Sudden death by cardiac arrest is a major public health problem with 40 000 cases per year in France: In the 27 European Union countries, it has caused 486 000 deaths in a population of 497 million people. Less than 5% of victims of heart attacks are resuscitated successfully. Accordingly, providing a means to identify as early as possible those at very high risk, in a general population in healthy, would be a huge step forward for the prevention of some of these deaths.

Xavier Jouven and his colleagues examined data from the Paris Prospective Survey on I 7 746 french men aged 42 to 53 years, employed as police officers to the Prefecture de Police de Paris. The subjects passed medical examinations between 1967 and 1972, including electrocardiograms and clinical and biological shoots. Their heart rate was measured at rest, then again a few minutes before a test effort on bicycle. The researchers considered that this time - just before the effort, once seated on the bike, men were subject to what they called a slight mental stress associated with the apprehension test of effort. Their heart rate was measured during exercise and then during the recovery phase.
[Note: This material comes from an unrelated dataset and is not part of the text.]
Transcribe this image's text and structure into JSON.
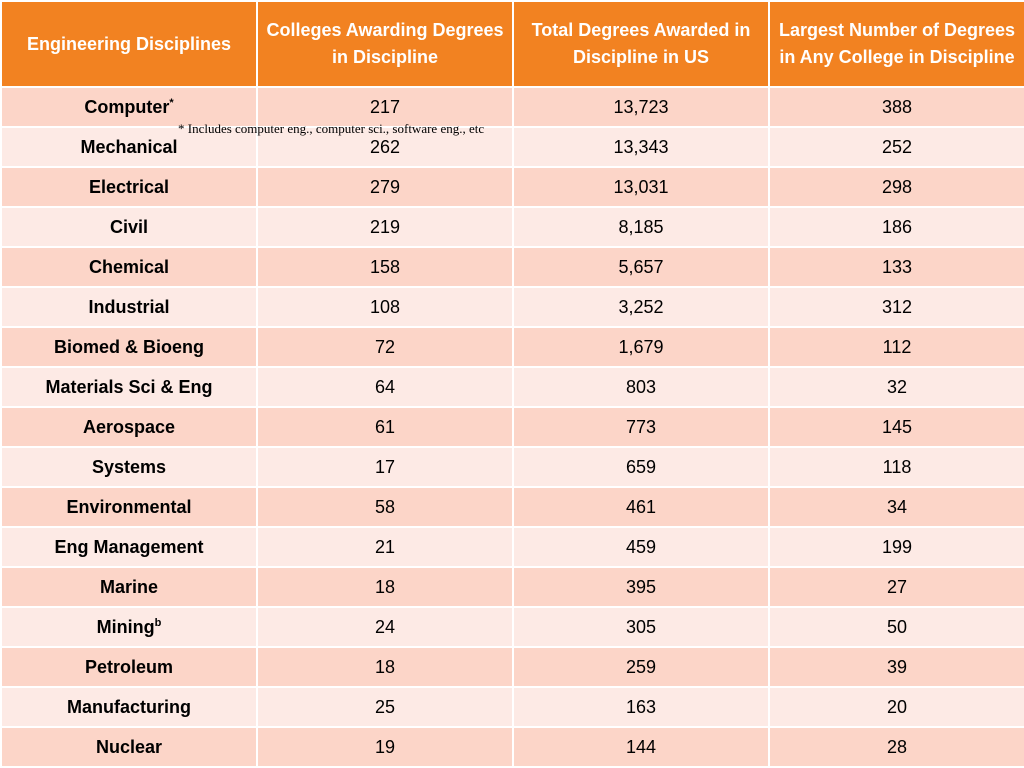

During the 23 years of follow-up on average 1 516 deaths were recorded, including 81 sudden deaths following a heart attack. The risk of sudden death by cardiac arrest was even more important than the increase in heart rate during mild mental stress was high. After taking into account the usual cardiovascular risk factors such as smoking, age, body mass index, physical activity, cholesterol and diabetes, researchers found that men whose increase in heart rate was most important in light of mental stress (increase of more than 12 beats per minute) had a mortality risk twice as high as men whose heart rate increase was the most low (increasing from less than 4 beats per minute).

Conversely, men whose heart rate increase was the highest during the test effort itself presented a risk of sudden death cut by more than half compared to men whose heart rate was increased less during the test effort.

Further tests have revealed that sudden death by cardiac arrest had occurred among the 440 men whose heart rate had the least increase during mild mental stress and the greatest increase during the test effort. In contrast, the highest proportion of sudden deaths was found in men whose heart rate had risen slightly during the mental stress and increased less during exercise (14 out of 471 men).

"This study shows that the increase in heart rate during mild mental stress before the effort is a variable strongly predictive of sudden death. These results could have implications in clinical practice. Few medical tests are simple and economical to obtain large scale in the population that increase heart rate to stress. Taking the pulse of a person is a medical procedure practiced for thousands of years as part of clinical examination and our study shows that this can be used as a prognostic marker. These results contribute to a better understanding of the mechanisms of sudden death, "he Jouven.

Xavier Jouven and his colleagues argue in this case as an effect related to the interaction between the vagus nerve (freinateur and important component of the autonomic nervous system controls the unconscious functions of the body such as heart beat) and the activation of sympathetic system (in particular, accelerating the increase in heart rate, dilation of blood vessels in their muscles and constriction in the skin and intestines).

Researchers state that this study focused only on men, different results could be observed among women and that this should be further research in the future.